Sehr geehrter Herr Glaser,

vielen Dank für Ihre Frage vom 11. Januar 2011.

Gesine Lötzsch hat mit ihrem Essay „Wege zum Kommunismus“ und ihrer im letzten Moment zurückgezogenen Zusage, an der Podiumsdiskussion der Rosa-Luxemburg-Konferenz teilzunehmen, offenbart, mit welch geistigem Umfeld sie sich gemein macht.

Ich kritisiere vor allem, dass sie in sektiererische politische Milieus abdriftet: Sie wollte zusammen mit Bettina Jürgensen, der Vorsitzenden der linksextremistischen Splitterpartei DKP, und mit Inge Viett, einer ehemaligen RAF-Terroristin, auftreten.

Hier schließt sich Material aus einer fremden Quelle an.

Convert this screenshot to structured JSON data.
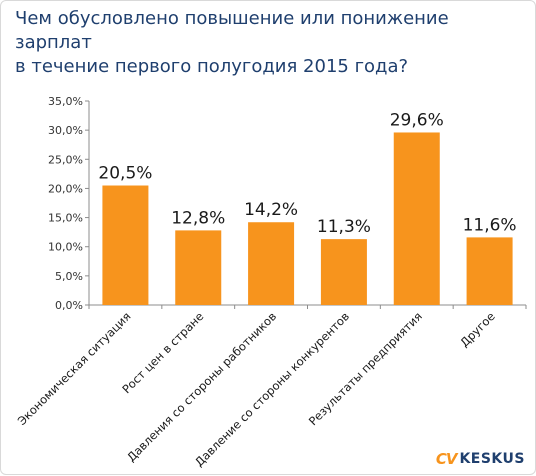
{
  "chart_data": {
    "type": "bar",
    "title": "Чем обусловлено повышение или понижение зарплат\nв течение первого полугодия 2015 года?",
    "categories": [
      "Экономическая ситуация",
      "Рост цен в стране",
      "Давления со стороны работников",
      "Давление со стороны конкурентов",
      "Результаты предприятия",
      "Другое"
    ],
    "values": [
      20.5,
      12.8,
      14.2,
      11.3,
      29.6,
      11.6
    ],
    "data_labels": [
      "20,5%",
      "12,8%",
      "14,2%",
      "11,3%",
      "29,6%",
      "11,6%"
    ],
    "ylim": [
      0,
      35
    ],
    "y_ticks": [
      0,
      5,
      10,
      15,
      20,
      25,
      30,
      35
    ],
    "y_tick_labels": [
      "0,0%",
      "5,0%",
      "10,0%",
      "15,0%",
      "20,0%",
      "25,0%",
      "30,0%",
      "35,0%"
    ],
    "xlabel": "",
    "ylabel": "",
    "grid": false,
    "legend": "none",
    "bar_color": "#f7941d"
  },
  "branding": {
    "logo_cv": "CV",
    "logo_keskus": "KESKUS",
    "cv_color": "#f7941d",
    "keskus_color": "#1f3f6e"
  }
}
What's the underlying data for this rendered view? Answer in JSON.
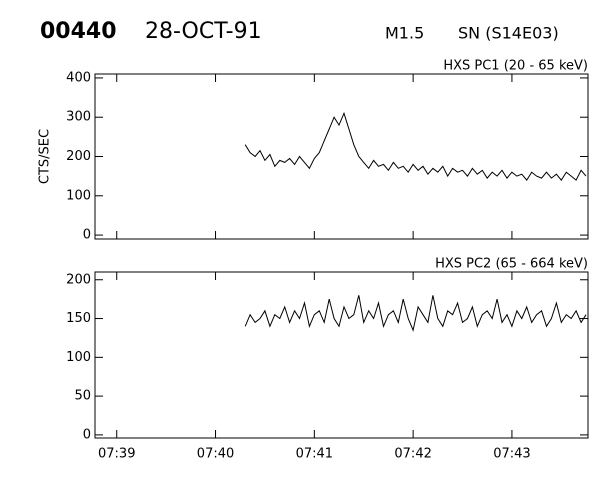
{
  "header": {
    "id": "00440",
    "date": "28-OCT-91",
    "class": "M1.5",
    "location": "SN (S14E03)"
  },
  "chart_data": [
    {
      "type": "line",
      "title": "HXS PC1 (20 - 65 keV)",
      "ylabel": "CTS/SEC",
      "color": "#000000",
      "xlim": [
        38.78,
        43.77
      ],
      "ylim": [
        -10,
        410
      ],
      "yticks": [
        0,
        100,
        200,
        300,
        400
      ],
      "x": [
        40.3,
        40.35,
        40.4,
        40.45,
        40.5,
        40.55,
        40.6,
        40.65,
        40.7,
        40.75,
        40.8,
        40.85,
        40.9,
        40.95,
        41,
        41.05,
        41.1,
        41.15,
        41.2,
        41.25,
        41.3,
        41.35,
        41.4,
        41.45,
        41.5,
        41.55,
        41.6,
        41.65,
        41.7,
        41.75,
        41.8,
        41.85,
        41.9,
        41.95,
        42,
        42.05,
        42.1,
        42.15,
        42.2,
        42.25,
        42.3,
        42.35,
        42.4,
        42.45,
        42.5,
        42.55,
        42.6,
        42.65,
        42.7,
        42.75,
        42.8,
        42.85,
        42.9,
        42.95,
        43,
        43.05,
        43.1,
        43.15,
        43.2,
        43.25,
        43.3,
        43.35,
        43.4,
        43.45,
        43.5,
        43.55,
        43.6,
        43.65,
        43.7,
        43.75
      ],
      "values": [
        230,
        210,
        200,
        215,
        190,
        205,
        175,
        190,
        185,
        195,
        180,
        200,
        185,
        170,
        195,
        210,
        240,
        270,
        300,
        280,
        310,
        270,
        230,
        200,
        185,
        170,
        190,
        175,
        180,
        165,
        185,
        170,
        175,
        160,
        180,
        165,
        175,
        155,
        170,
        160,
        175,
        150,
        170,
        160,
        165,
        150,
        170,
        155,
        165,
        145,
        160,
        150,
        165,
        145,
        160,
        150,
        155,
        140,
        160,
        150,
        145,
        160,
        145,
        155,
        140,
        160,
        150,
        140,
        165,
        150
      ]
    },
    {
      "type": "line",
      "title": "HXS PC2 (65 - 664 keV)",
      "color": "#000000",
      "xlim": [
        38.78,
        43.77
      ],
      "ylim": [
        -4,
        210
      ],
      "yticks": [
        0,
        50,
        100,
        150,
        200
      ],
      "xticks": [
        {
          "value": 39,
          "label": "07:39"
        },
        {
          "value": 40,
          "label": "07:40"
        },
        {
          "value": 41,
          "label": "07:41"
        },
        {
          "value": 42,
          "label": "07:42"
        },
        {
          "value": 43,
          "label": "07:43"
        }
      ],
      "x": [
        40.3,
        40.35,
        40.4,
        40.45,
        40.5,
        40.55,
        40.6,
        40.65,
        40.7,
        40.75,
        40.8,
        40.85,
        40.9,
        40.95,
        41,
        41.05,
        41.1,
        41.15,
        41.2,
        41.25,
        41.3,
        41.35,
        41.4,
        41.45,
        41.5,
        41.55,
        41.6,
        41.65,
        41.7,
        41.75,
        41.8,
        41.85,
        41.9,
        41.95,
        42,
        42.05,
        42.1,
        42.15,
        42.2,
        42.25,
        42.3,
        42.35,
        42.4,
        42.45,
        42.5,
        42.55,
        42.6,
        42.65,
        42.7,
        42.75,
        42.8,
        42.85,
        42.9,
        42.95,
        43,
        43.05,
        43.1,
        43.15,
        43.2,
        43.25,
        43.3,
        43.35,
        43.4,
        43.45,
        43.5,
        43.55,
        43.6,
        43.65,
        43.7,
        43.75
      ],
      "values": [
        140,
        155,
        145,
        150,
        160,
        140,
        155,
        150,
        165,
        145,
        160,
        150,
        170,
        140,
        155,
        160,
        145,
        175,
        150,
        140,
        165,
        150,
        155,
        180,
        145,
        160,
        150,
        170,
        140,
        155,
        160,
        145,
        175,
        150,
        135,
        165,
        155,
        145,
        180,
        150,
        140,
        160,
        155,
        170,
        145,
        150,
        165,
        140,
        155,
        160,
        150,
        175,
        145,
        155,
        140,
        160,
        150,
        165,
        145,
        155,
        160,
        140,
        150,
        170,
        145,
        155,
        150,
        160,
        145,
        155
      ]
    }
  ]
}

In der Tageszeitung „junge Welt“ schrieb Frau Viett am 24. Februar 2007 unter dem Titel „Lust auf Freiheit“ über den „Klassenkampf von unten“: Der „politisch/militärische Angriff“ damals sei „für uns der angemessene Ausdruck für unseren Widerstand gegen den Kapitalismus“ gewesen. Rückblickend beklagt sie, „dass dem Guerillakampf in der BRD und in allen imperialistischen Staaten verdammt mehr Erfahrung, Klugheit, Ausdauer und Unterstützung zu wünschen gewesen wären“.

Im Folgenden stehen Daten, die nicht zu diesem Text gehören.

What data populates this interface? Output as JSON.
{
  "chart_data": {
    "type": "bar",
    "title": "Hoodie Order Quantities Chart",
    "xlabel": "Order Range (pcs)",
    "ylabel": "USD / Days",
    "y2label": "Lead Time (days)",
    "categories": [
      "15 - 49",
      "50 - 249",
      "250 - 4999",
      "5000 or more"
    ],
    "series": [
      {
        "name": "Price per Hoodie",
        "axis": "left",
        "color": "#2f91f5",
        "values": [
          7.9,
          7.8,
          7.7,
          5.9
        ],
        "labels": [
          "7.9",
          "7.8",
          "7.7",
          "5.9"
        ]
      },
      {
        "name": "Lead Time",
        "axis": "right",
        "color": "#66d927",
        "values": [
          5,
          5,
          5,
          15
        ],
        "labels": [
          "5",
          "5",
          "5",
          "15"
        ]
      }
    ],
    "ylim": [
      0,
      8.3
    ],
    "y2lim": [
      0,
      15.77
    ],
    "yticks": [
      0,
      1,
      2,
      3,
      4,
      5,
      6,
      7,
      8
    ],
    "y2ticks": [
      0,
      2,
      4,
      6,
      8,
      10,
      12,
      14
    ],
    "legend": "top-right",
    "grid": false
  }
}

Die absolute Mehrheit der Wählerinnen und Wähler hat nicht die geringste Lust, sich auf solche Experimente einzulassen. Die Reformer und pragmatischen Köpfe in der Linkspartei stehen sicher auch fassungslos vor diesen Thesen und einem solchen Umfeld.

Meine Antwort ist und bleibt die soziale Demokratie. Die Bürgerschaftswahl in Hamburg hat gezeigt, dass die SPD mit einem klaren Kurs sehr erfolgreich ist, der wirtschaftliche Vernunft und soziale Gerechtigkeit miteinander verbindet. Wir haben damit die gesellschaftliche Mitte für die Sozialdemokratie zurückgewonnen.

Dank der Reformen, die mit der - von SPD und Grünen beschlossenen - Agenda 2010 verbunden waren, ist Deutschland nach der Finanzkrise besser aufgestellt als viele andere Industrienationen. Die Zusammenlegung von Arbeitslosen- und Sozialhilfe beendete Doppelstrukturen und ist der Grundstein für bessere Betreuung und Vermittlung von Arbeitslosen.

Das Bundesverfassungsgericht hat in seinem Urteil vom 9. Februar 2010 einige Korrekturen an Hartz IV angemahnt. Nach einer monatelangen Blockade durch Schwarz-Gelb hat die SPD in den Vermittlungsverhandlungen einen großen Erfolg für Arbeitnehmer und Arbeitslose, Ehrenamtliche, bedürftige Kinder und die Kommunen erzielt.

Diese konkreten Erfolge hat die SPD errungen, obwohl Schwarz-Gelb die zermürbenden Gespräche mit einer Mischung aus Betonpositionen und mangelnder Einigkeit an den Rand des Scheiterns gebracht und zwischendurch abgebrochen hatte.

Sie weisen zu Recht darauf hin, dass wir Mindestlöhne brauchen und in der Leiharbeit gleichen Lohn für gleiche Arbeit. Gegen den Widerstand der Regierungskoalition haben wir Mindestlöhne für 1,2 Millionen Beschäftigte durchgesetzt, in der Zeitarbeit, im Sicherheitsgewerbe und in der Weiterbildungsbranche. Das ist ein wichtiger erster Schritt für faire Bedingungen auf dem Arbeitsmarkt, dem weitere folgen müssen.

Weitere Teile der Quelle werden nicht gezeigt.